I am designing a tiled matrix multiplication accelerator on a ZYNQ XC7Z010 using SDSoC. The following shows my hardware function prototype with all its pragmas.
#pragma SDS data sys_port(in0:ACP, in1:ACP)
#pragma SDS data sys_port(res:ACP)
#pragma SDS data zero_copy(in0[0:size*size], in1[0:size*size])
#pragma SDS data zero_copy(res[0:size*size])
void matmul_block(int x, int y, int z, int size, const int* in0, const int* in1, int* res);
Everything works as expected when I use the above pragmas to compute the tiled multiplication entirely on the hardware side and I get a result in less than 20 seconds (as measured by the XTime utility).
However, as soon as I switch to HP on any one of the three ports, the global execution time reported by XTime jumps up to about an hour (around 3900 seconds for my last experiment). Here is the only line I changed in the entire program:
- #pragma SDS data sys_port(in0:ACP, in1:ACP)
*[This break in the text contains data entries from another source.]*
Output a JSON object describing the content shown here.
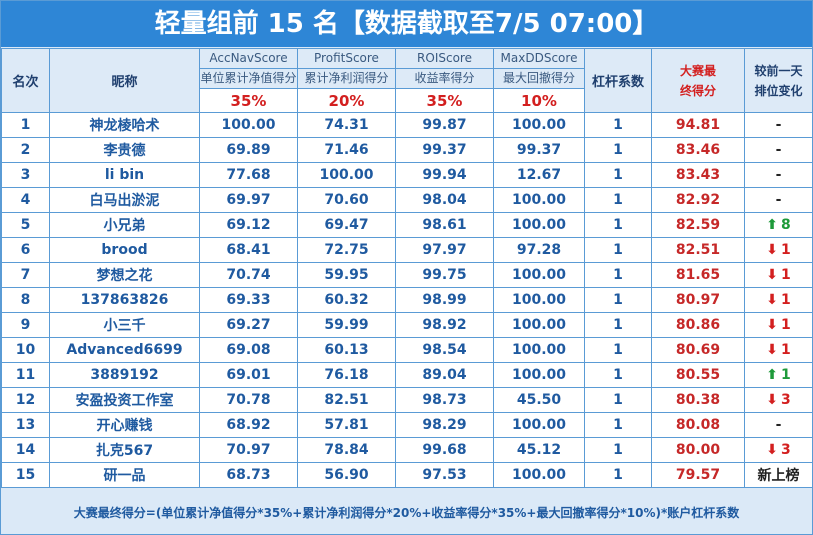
{
  "title": "轻量组前 15 名【数据截取至7/5 07:00】",
  "header": {
    "rank": "名次",
    "nickname": "昵称",
    "accnav_en": "AccNavScore",
    "accnav_cn": "单位累计净值得分",
    "accnav_weight": "35%",
    "profit_en": "ProfitScore",
    "profit_cn": "累计净利润得分",
    "profit_weight": "20%",
    "roi_en": "ROIScore",
    "roi_cn": "收益率得分",
    "roi_weight": "35%",
    "maxdd_en": "MaxDDScore",
    "maxdd_cn": "最大回撤得分",
    "maxdd_weight": "10%",
    "leverage": "杠杆系数",
    "final_line1": "大赛最",
    "final_line2": "终得分",
    "change_line1": "较前一天",
    "change_line2": "排位变化"
  },
  "rows": [
    {
      "rank": "1",
      "name": "神龙棱哈术",
      "accnav": "100.00",
      "profit": "74.31",
      "roi": "99.87",
      "maxdd": "100.00",
      "lev": "1",
      "final": "94.81",
      "arrow": "",
      "change": "-",
      "dir": "none"
    },
    {
      "rank": "2",
      "name": "李贵德",
      "accnav": "69.89",
      "profit": "71.46",
      "roi": "99.37",
      "maxdd": "99.37",
      "lev": "1",
      "final": "83.46",
      "arrow": "",
      "change": "-",
      "dir": "none"
    },
    {
      "rank": "3",
      "name": "li bin",
      "accnav": "77.68",
      "profit": "100.00",
      "roi": "99.94",
      "maxdd": "12.67",
      "lev": "1",
      "final": "83.43",
      "arrow": "",
      "change": "-",
      "dir": "none"
    },
    {
      "rank": "4",
      "name": "白马出淤泥",
      "accnav": "69.97",
      "profit": "70.60",
      "roi": "98.04",
      "maxdd": "100.00",
      "lev": "1",
      "final": "82.92",
      "arrow": "",
      "change": "-",
      "dir": "none"
    },
    {
      "rank": "5",
      "name": "小兄弟",
      "accnav": "69.12",
      "profit": "69.47",
      "roi": "98.61",
      "maxdd": "100.00",
      "lev": "1",
      "final": "82.59",
      "arrow": "⬆",
      "change": "8",
      "dir": "up"
    },
    {
      "rank": "6",
      "name": "brood",
      "accnav": "68.41",
      "profit": "72.75",
      "roi": "97.97",
      "maxdd": "97.28",
      "lev": "1",
      "final": "82.51",
      "arrow": "⬇",
      "change": "1",
      "dir": "down"
    },
    {
      "rank": "7",
      "name": "梦想之花",
      "accnav": "70.74",
      "profit": "59.95",
      "roi": "99.75",
      "maxdd": "100.00",
      "lev": "1",
      "final": "81.65",
      "arrow": "⬇",
      "change": "1",
      "dir": "down"
    },
    {
      "rank": "8",
      "name": "137863826",
      "accnav": "69.33",
      "profit": "60.32",
      "roi": "98.99",
      "maxdd": "100.00",
      "lev": "1",
      "final": "80.97",
      "arrow": "⬇",
      "change": "1",
      "dir": "down"
    },
    {
      "rank": "9",
      "name": "小三千",
      "accnav": "69.27",
      "profit": "59.99",
      "roi": "98.92",
      "maxdd": "100.00",
      "lev": "1",
      "final": "80.86",
      "arrow": "⬇",
      "change": "1",
      "dir": "down"
    },
    {
      "rank": "10",
      "name": "Advanced6699",
      "accnav": "69.08",
      "profit": "60.13",
      "roi": "98.54",
      "maxdd": "100.00",
      "lev": "1",
      "final": "80.69",
      "arrow": "⬇",
      "change": "1",
      "dir": "down"
    },
    {
      "rank": "11",
      "name": "3889192",
      "accnav": "69.01",
      "profit": "76.18",
      "roi": "89.04",
      "maxdd": "100.00",
      "lev": "1",
      "final": "80.55",
      "arrow": "⬆",
      "change": "1",
      "dir": "up"
    },
    {
      "rank": "12",
      "name": "安盈投资工作室",
      "accnav": "70.78",
      "profit": "82.51",
      "roi": "98.73",
      "maxdd": "45.50",
      "lev": "1",
      "final": "80.38",
      "arrow": "⬇",
      "change": "3",
      "dir": "down"
    },
    {
      "rank": "13",
      "name": "开心赚钱",
      "accnav": "68.92",
      "profit": "57.81",
      "roi": "98.29",
      "maxdd": "100.00",
      "lev": "1",
      "final": "80.08",
      "arrow": "",
      "change": "-",
      "dir": "none"
    },
    {
      "rank": "14",
      "name": "扎克567",
      "accnav": "70.97",
      "profit": "78.84",
      "roi": "99.68",
      "maxdd": "45.12",
      "lev": "1",
      "final": "80.00",
      "arrow": "⬇",
      "change": "3",
      "dir": "down"
    },
    {
      "rank": "15",
      "name": "研一品",
      "accnav": "68.73",
      "profit": "56.90",
      "roi": "97.53",
      "maxdd": "100.00",
      "lev": "1",
      "final": "79.57",
      "arrow": "",
      "change": "新上榜",
      "dir": "none"
    }
  ],
  "footer": "大赛最终得分=(单位累计净值得分*35%+累计净利润得分*20%+收益率得分*35%+最大回撤率得分*10%)*账户杠杆系数",
  "colors": {
    "title_bg": "#2e86d6",
    "grid": "#5a9bd5",
    "final_red": "#c62828",
    "up_green": "#1e9a3a",
    "down_red": "#d31f1f"
  }
}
+ #pragma SDS data sys_port(in0:AFI, in1:AFI)
The block design generated by SDSoC and processed by Vivado (see the attached PDF file) seems to contain the right IPs and interconnections: two AXI connections to HP0 and HP1 for in1 and res, as well as a connection to ACP for res.
Does anyone have a clue why the execution time of a simple matrix multiplication operation would be multiplied by nearly 200 only by using different AXI interfaces?